Bonds told the federal grand jury last year that Greg Anderson, his personal trainer, told him the substances he used in 2003 were the nutritional supplement flaxseed oil and a rubbing balm for arthritis, according to a transcript of his testimony reviewed by the Chronicle.
The substances Bonds described were similar to ones known as "the clear" and "the cream," two steroids from the Bay Area Laboratory Co-Operative at the center of the steroid scandal.
Bonds' attorney, Michael Rains, said the leak of grand jury testimony was an attempt to smear his client. Grand jury transcripts are sealed and the Chronicle did not say who showed them the documents.
"My view has always been this case has been the U.S. vs. Bonds, and I think the government has moved in certain ways in a concerted effort to indict my client," Rains told the newspaper. "And I think their failure to indict him has resulted in their attempts to smear him publicly."
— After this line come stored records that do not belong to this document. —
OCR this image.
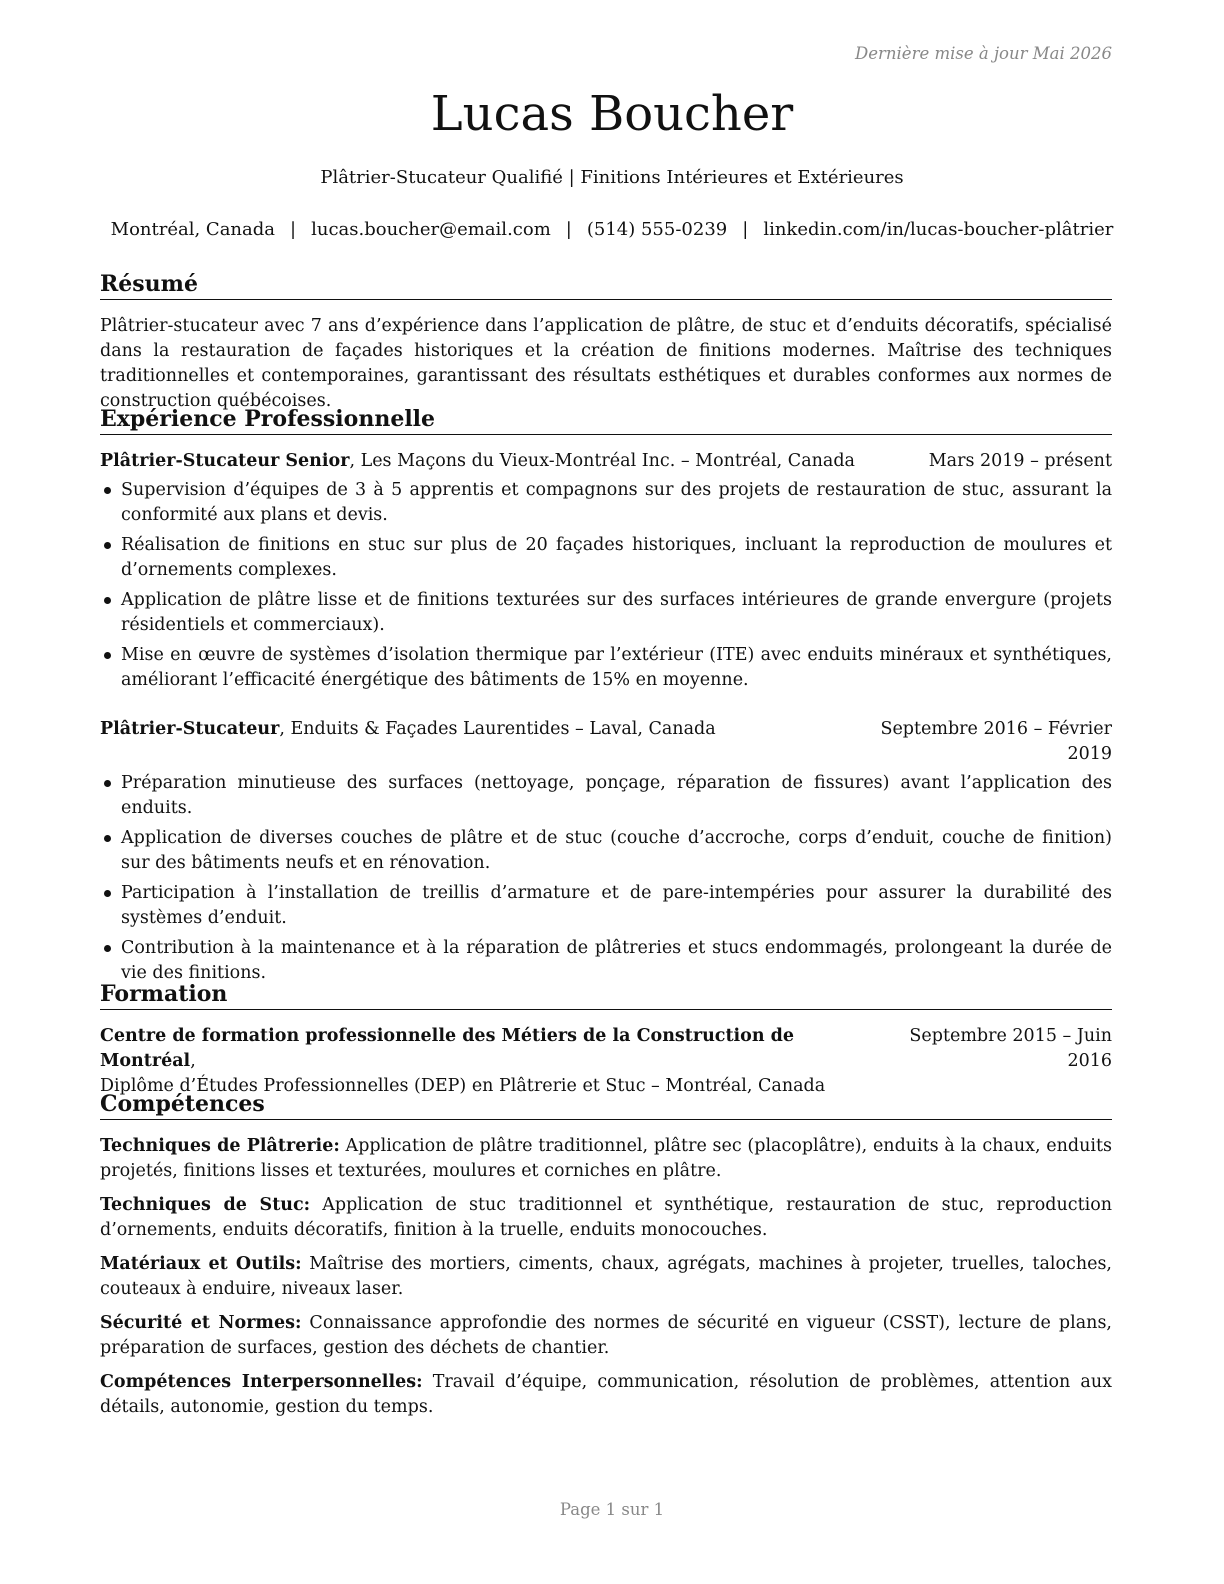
Dernière mise à jour Mai 2026
Lucas Boucher
Plâtrier-Stucateur Qualifié | Finitions Intérieures et Extérieures
Montréal, Canada | lucas.boucher@email.com | (514) 555-0239 | linkedin.com/in/lucas-boucher-plâtrier
Résumé
Plâtrier-stucateur avec 7 ans d’expérience dans l’application de plâtre, de stuc et d’enduits décoratifs, spécialisé dans la restauration de façades historiques et la création de finitions modernes. Maîtrise des techniques traditionnelles et contemporaines, garantissant des résultats esthétiques et durables conformes aux normes de construction québécoises.
Expérience Professionnelle
Plâtrier-Stucateur Senior, Les Maçons du Vieux-Montréal Inc. – Montréal, Canada	Mars 2019 – présent
Supervision d’équipes de 3 à 5 apprentis et compagnons sur des projets de restauration de stuc, assurant la conformité aux plans et devis.
Réalisation de finitions en stuc sur plus de 20 façades historiques, incluant la reproduction de moulures et d’ornements complexes.
Application de plâtre lisse et de finitions texturées sur des surfaces intérieures de grande envergure (projets résidentiels et commerciaux).
Mise en œuvre de systèmes d’isolation thermique par l’extérieur (ITE) avec enduits minéraux et synthétiques, améliorant l’efficacité énergétique des bâtiments de 15% en moyenne.
Plâtrier-Stucateur, Enduits & Façades Laurentides – Laval, Canada	Septembre 2016 – Février 2019
Préparation minutieuse des surfaces (nettoyage, ponçage, réparation de fissures) avant l’application des enduits.
Application de diverses couches de plâtre et de stuc (couche d’accroche, corps d’enduit, couche de finition) sur des bâtiments neufs et en rénovation.
Participation à l’installation de treillis d’armature et de pare-intempéries pour assurer la durabilité des systèmes d’enduit.
Contribution à la maintenance et à la réparation de plâtreries et stucs endommagés, prolongeant la durée de vie des finitions.
Formation
Centre de formation professionnelle des Métiers de la Construction de Montréal,
Diplôme d’Études Professionnelles (DEP) en Plâtrerie et Stuc – Montréal, Canada
Septembre 2015 – Juin 2016
Compétences
Techniques de Plâtrerie: Application de plâtre traditionnel, plâtre sec (placoplâtre), enduits à la chaux, enduits projetés, finitions lisses et texturées, moulures et corniches en plâtre.
Techniques de Stuc: Application de stuc traditionnel et synthétique, restauration de stuc, reproduction d’ornements, enduits décoratifs, finition à la truelle, enduits monocouches.
Matériaux et Outils: Maîtrise des mortiers, ciments, chaux, agrégats, machines à projeter, truelles, taloches, couteaux à enduire, niveaux laser.
Sécurité et Normes: Connaissance approfondie des normes de sécurité en vigueur (CSST), lecture de plans, préparation de surfaces, gestion des déchets de chantier.
Compétences Interpersonnelles: Travail d’équipe, communication, résolution de problèmes, attention aux détails, autonomie, gestion du temps.
Page 1 sur 1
Rains did not immediately comment to The Associated Press, but his office said Friday that he would make a statement later in the day. Bonds' agent, Scott Boras, did not immediately return a phone call seeking comment.
Giants spokesman Blake Rhodes said the team wouldn't comment and directed all questions to the commissioner's office.
Tony Serra, Anderson's lawyer, said Anderson "never knowingly provided illegal substances to anyone."
The revelation of Bonds' grand jury testimony was one of a series of developments in the BALCO probe, which led to indictments against four men in February.
ABC News and ESPN the Magazine released excerpts of interviews with BALCO founder Victor Conte, one of those charged in the case, in which he says he watched Olympic track star Marion Jones inject herself in the leg with human growth hormone. Jones' attorneys denied she ever used performance-enhancing drugs. Conte's interview with ABC's "20/20" program was to air Friday night.
And sprinter Kelli White, who has been banned from track for two years after admitting use of several banned substances, broke down and cried Thursday as she recounted in an interview the first time she used THG, a once-undetectable steroid that BALCO is accused of providing to elite athletes. White's comments appeared in the Chronicle, Los Angeles Times and USA Today.